— Mais non, je dîne ici à sept heures.

— Soit, je vous attendrai à votre porte à huit heures et demie et vous me ferez la grâce de venir prendre le thé dans mon appartement.

— Ah ! je jure bien que non !

§ III. Banale soirée

Le lendemain soir, à huit heures et demie, Ariane parut à la porte de sa maison, où Constantin Michel l’attendait. Elle avait un ravissant chapeau aux grandes ailes attachées par des rubans sous le menton. Le cou sortait nu de la longue houppelande noire.

Ils descendirent la Tverskaia. Il était entendu qu’« on allait se promener ». Pourtant, arrivés devant l’hôtel National, Constantin proposa d’entrer.

— Pourquoi pas ? fit-elle.

Et sous le lourd manteau, une épaule frêle se souleva et communiqua un léger mouvement à l’épaisse étoffe.

Dans le petit salon, Ariane quitta son manteau puis, passant dans la chambre à coucher, enleva son chapeau et arrangea ses cheveux devant la glace. Elle regarda autour d’elle, ne manifestant aucune gêne. Sur le lit, déjà préparés pour la nuit, les pyjamas de Constantin étaient étalés.

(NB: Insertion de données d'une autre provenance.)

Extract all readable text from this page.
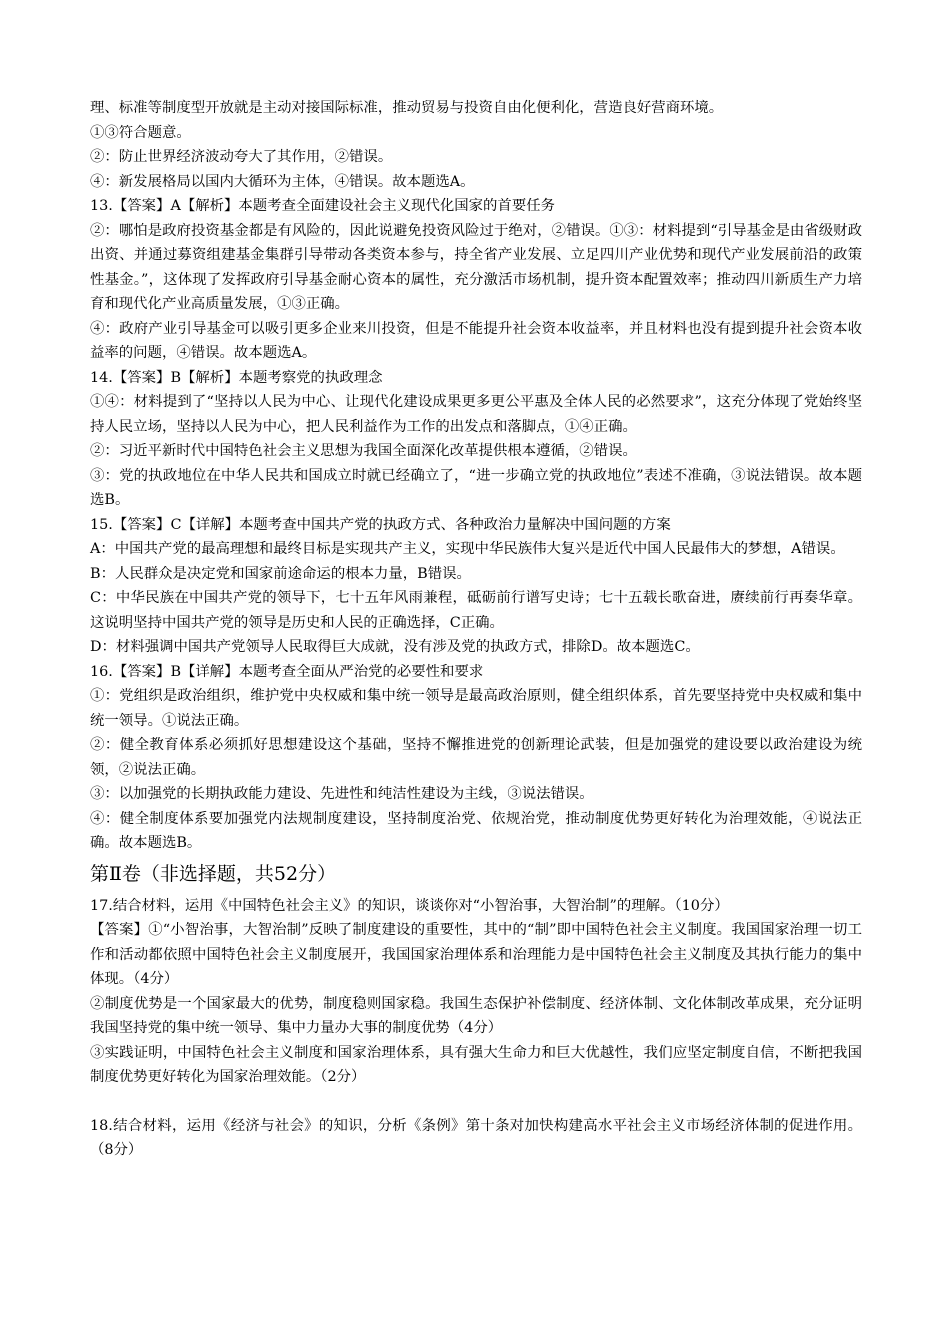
理、标准等制度型开放就是主动对接国际标准，推动贸易与投资自由化便利化，营造良好营商环境。

①③符合题意。

②：防止世界经济波动夸大了其作用，②错误。

④：新发展格局以国内大循环为主体，④错误。故本题选A。

13.【答案】A【解析】本题考查全面建设社会主义现代化国家的首要任务

②：哪怕是政府投资基金都是有风险的，因此说避免投资风险过于绝对，②错误。①③：材料提到“引导基金是由省级财政出资、并通过募资组建基金集群引导带动各类资本参与，持全省产业发展、立足四川产业优势和现代产业发展前沿的政策性基金。”，这体现了发挥政府引导基金耐心资本的属性，充分激活市场机制，提升资本配置效率；推动四川新质生产力培育和现代化产业高质量发展，①③正确。

④：政府产业引导基金可以吸引更多企业来川投资，但是不能提升社会资本收益率，并且材料也没有提到提升社会资本收益率的问题，④错误。故本题选A。

14.【答案】B【解析】本题考察党的执政理念

①④：材料提到了“坚持以人民为中心、让现代化建设成果更多更公平惠及全体人民的必然要求”，这充分体现了党始终坚持人民立场，坚持以人民为中心，把人民利益作为工作的出发点和落脚点，①④正确。

②：习近平新时代中国特色社会主义思想为我国全面深化改革提供根本遵循，②错误。

③：党的执政地位在中华人民共和国成立时就已经确立了，“进一步确立党的执政地位”表述不准确，③说法错误。故本题选B。

15.【答案】C【详解】本题考查中国共产党的执政方式、各种政治力量解决中国问题的方案

A：中国共产党的最高理想和最终目标是实现共产主义，实现中华民族伟大复兴是近代中国人民最伟大的梦想，A错误。

B：人民群众是决定党和国家前途命运的根本力量，B错误。

C：中华民族在中国共产党的领导下，七十五年风雨兼程，砥砺前行谱写史诗；七十五载长歌奋进，赓续前行再奏华章。这说明坚持中国共产党的领导是历史和人民的正确选择，C正确。

D：材料强调中国共产党领导人民取得巨大成就，没有涉及党的执政方式，排除D。故本题选C。

16.【答案】B【详解】本题考查全面从严治党的必要性和要求

①：党组织是政治组织，维护党中央权威和集中统一领导是最高政治原则，健全组织体系，首先要坚持党中央权威和集中统一领导。①说法正确。

②：健全教育体系必须抓好思想建设这个基础，坚持不懈推进党的创新理论武装，但是加强党的建设要以政治建设为统领，②说法正确。

③：以加强党的长期执政能力建设、先进性和纯洁性建设为主线，③说法错误。

④：健全制度体系要加强党内法规制度建设，坚持制度治党、依规治党，推动制度优势更好转化为治理效能，④说法正确。故本题选B。

第Ⅱ卷（非选择题，共52分）

17.结合材料，运用《中国特色社会主义》的知识，谈谈你对“小智治事，大智治制”的理解。（10分）

【答案】①“小智治事，大智治制”反映了制度建设的重要性，其中的“制”即中国特色社会主义制度。我国国家治理一切工作和活动都依照中国特色社会主义制度展开，我国国家治理体系和治理能力是中国特色社会主义制度及其执行能力的集中体现。（4分）

②制度优势是一个国家最大的优势，制度稳则国家稳。我国生态保护补偿制度、经济体制、文化体制改革成果，充分证明我国坚持党的集中统一领导、集中力量办大事的制度优势（4分）

③实践证明，中国特色社会主义制度和国家治理体系，具有强大生命力和巨大优越性，我们应坚定制度自信，不断把我国制度优势更好转化为国家治理效能。（2分）

18.结合材料，运用《经济与社会》的知识，分析《条例》第十条对加快构建高水平社会主义市场经济体制的促进作用。（8分）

Ils burent du thé au salon. Constantin prit la jeune fille sur ses genoux et leurs bouches se joignirent. Il commença à la déshabiller. Ici Ariane opposa une résistance obstinée et ses ongles acérés jouèrent un rôle dans le combat. Il fallut moitié de gré, moitié de force, à coups de prières, à grand renfort d’ingéniosité et de ruse, conquérir l’une après l’autre chaque pièce du vêtement. La blouse légère tomba ; les jeunes seins fermes et ronds apparurent sur une poitrine maigre. L’enlèvement de la jupe exigea un temps infini. Constantin en eut raison enfin. Il tenait la jeune fille presque nue dans ses bras.